Let's look back at the previous error. Row 01808438.0 indicates the row 0th of the block, and the nrid address of row 0th of the block is 0x018083f8. e.
Then we went to block 0x018083f8 to find the row e record and found that the result was as follows:
Object id on Block? Y
Seg/obj: 0xc03d01 csc: 0xb37. 78bb5e9f itc: 3 flg: E typ: 1-DATA
Brn: 0 bdba: 0x1807d8a ver: 0x01 opc: 0
Inc: 0 exflg: 0
Itl Xid Uba Flag Lck Scn/Fsc
0x01 0x000a. 013.000csc01 0x01c02834. 6573.33 -- U-2 fsc 0x0000. 78cbf31d
0x02 0x000a. 001.000cda7a 0x0080150a. 64d3. 21 C --- 0 scn 0x0b37. 78b584df
0x03 0x000a. 01e. 000 cdade 0x00801510. 64d3. 13 C-U-0 scn 0x0b37. 78b99f21
Data_block_dump, data header at 0x2b4fc709007c
====================
Tsiz: 0x1f80
Hsiz: 0x2e
Pbl: 0x2b4fc709007c
Bdba: 0x018083f80x018083f8
76543210
Flag = --------
Ntab = 1
Nrow = 14
Frre =-1
Fsbo = 0x2e
Fsearch = 0x568
Avsp = 0x53a
Tosp = 0x53a
0xe: pti [0] nrow = 14 offs = 0
0x12: pri [0] offs = 0x1d78
0x14: pri [1] offs = 0x1c37
......
0x2a: pri [12] offs = 0x6c2
0x2c: pri [13] offs = 0x568
Block_row_dump:
Tab 0, row 0, @ 0x1d78
Tl: 520 fb: ---- L -- lb: 0x0 cc: 255
......
Tab 0, row 13, @ 0x568
Tl: 346 fb: -- H-F --- lb: 0x1 cc: 79
Nrid: 0x018083f8. c
Col 0: [5] c4 04 5a 3a 0a
Col 1: [7] 47 59 30 32 30 30 31
Col 2: [4] c3 15 11 04
......
Col 76: [1] 80
Col 77: [1] 80
Col 78: [1] 80
End_of_block_dump
End dump data blocks tsn: 6 file #: 6 minblk 33784 maxblk 33784
We can see that there is no corresponding record here. Because the last record of the block is row 13, that is, row 14th, it is also a row piece, and there is a nrid.
The nrid is 0x018083f8. c, which indicates that the block contains 33784 rows of records. And row 13 are combined into a complete row record.
In other words, there should be two rows piece for the record we reported earlier. One row piece exists, and one row piece exists in the 33784 block.

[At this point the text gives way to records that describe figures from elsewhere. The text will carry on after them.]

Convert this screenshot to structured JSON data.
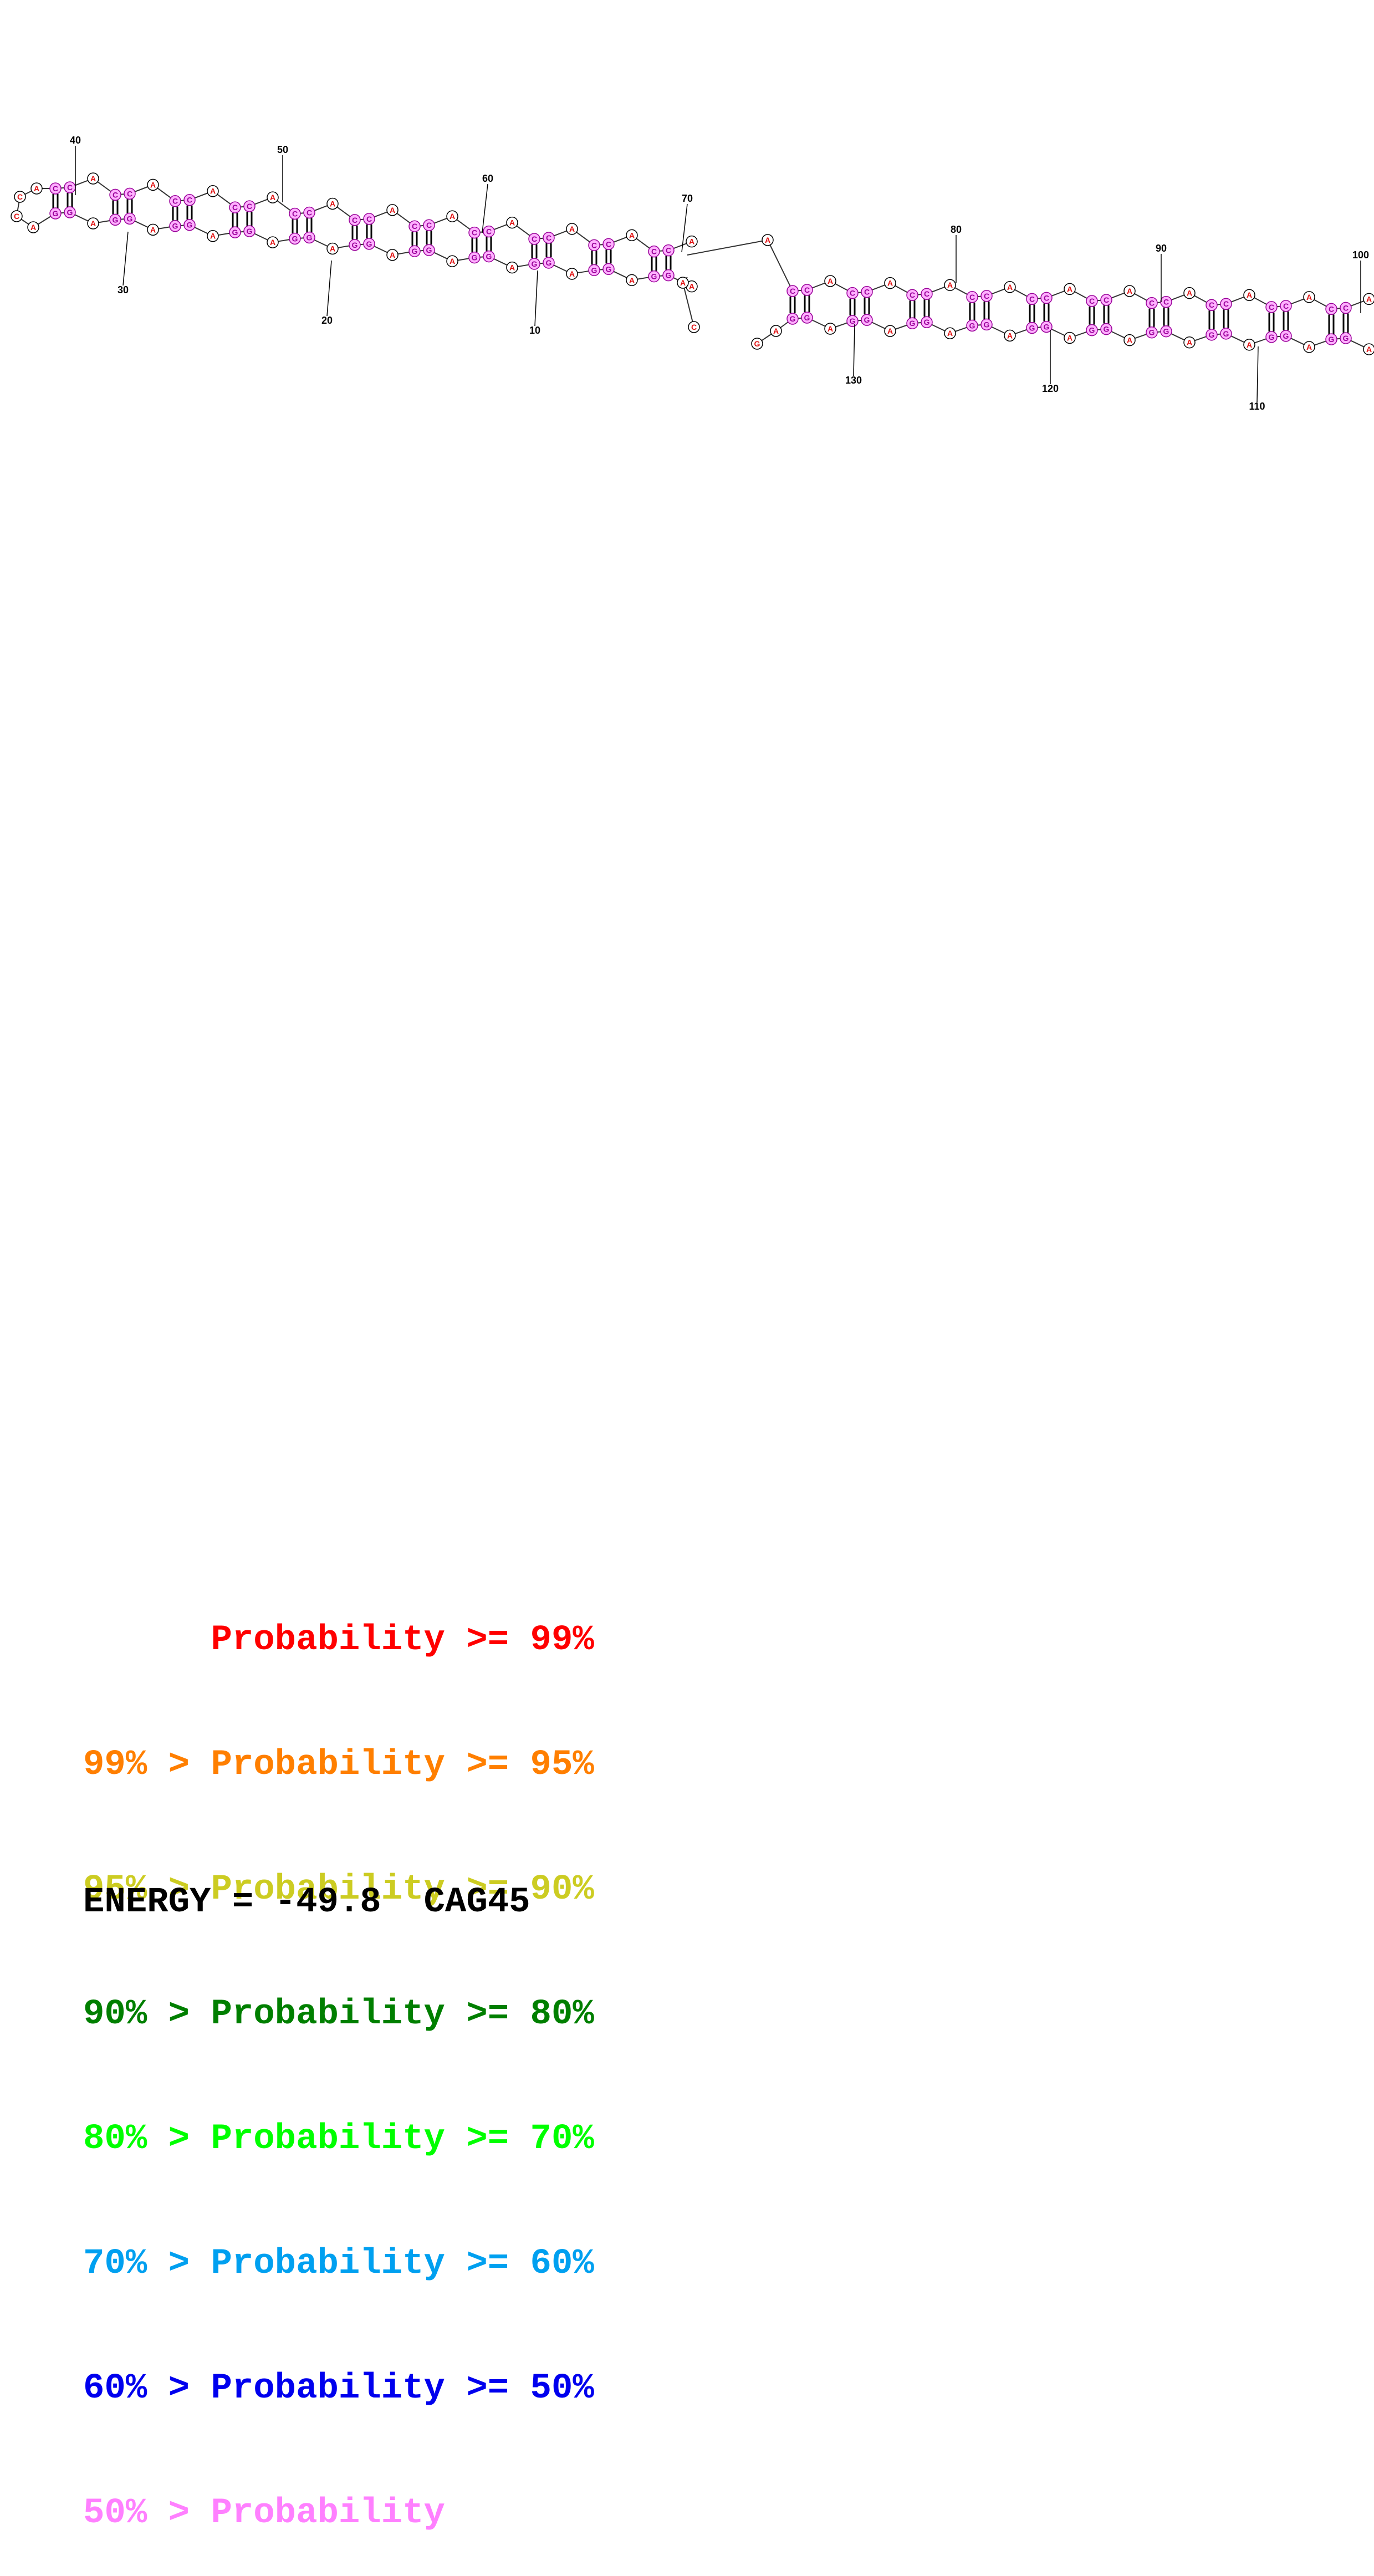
{
  "diagram": {
    "sequence_name": "CAG45",
    "base_glyphs": {
      "A": "A",
      "C": "C",
      "G": "G"
    },
    "colors": {
      "unpaired_base": "#e01010",
      "paired_fill": "#ffb0ff",
      "paired_stroke": "#990099",
      "backbone": "#333333"
    },
    "position_labels": [
      "10",
      "20",
      "30",
      "40",
      "50",
      "60",
      "70",
      "80",
      "90",
      "100",
      "110",
      "120",
      "130"
    ]
  },
  "legend": {
    "rows": [
      {
        "text": "      Probability >= 99%",
        "color": "#ff0000"
      },
      {
        "text": "99% > Probability >= 95%",
        "color": "#ff7f00"
      },
      {
        "text": "95% > Probability >= 90%",
        "color": "#cccc22"
      },
      {
        "text": "90% > Probability >= 80%",
        "color": "#007f00"
      },
      {
        "text": "80% > Probability >= 70%",
        "color": "#00ff00"
      },
      {
        "text": "70% > Probability >= 60%",
        "color": "#00a0f0"
      },
      {
        "text": "60% > Probability >= 50%",
        "color": "#0000ee"
      },
      {
        "text": "50% > Probability",
        "color": "#ff80ff"
      }
    ]
  },
  "energy": {
    "text": "ENERGY = -49.8  CAG45"
  }
}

However, oracle reported the preceding error because the row piece cannot be found.
In fact, after this error is encountered, we usually think it is the index problem, which can be solved through the drop reconstruction. However, the problem here is quite special. It is said that there is a problem with the table data.
This is why the customer reports an error when rebuilding the index:
SQL> CREATE INDEX "STATS". "MONTHINDEX_STATUS2" ON "STATS". "T_REPORT_MONTH" ("TARGET_298", "UNIT_LEVEL", "TARGET_VAL", "MONTH_FLG ")
2 TABLESPACE "STATDATA ";
Create index "STATS". "MONTHINDEX_STATUS2" ON "STATS". "T_REPORT_MONTH" ("TARGET_298", "UNIT_LEVEL", "TARGET_VAL", "MONTH_FLG ")
*
Row 3 has an error:
ORA-00600: Internal error code, parameter: [kdsgrp1], [], [], [], [], [], [], []
Finally, we understand all the reasons, so it is very easy to solve the problem. You can skip the problematic record by using rowid, retrieve other data, and recreate the table.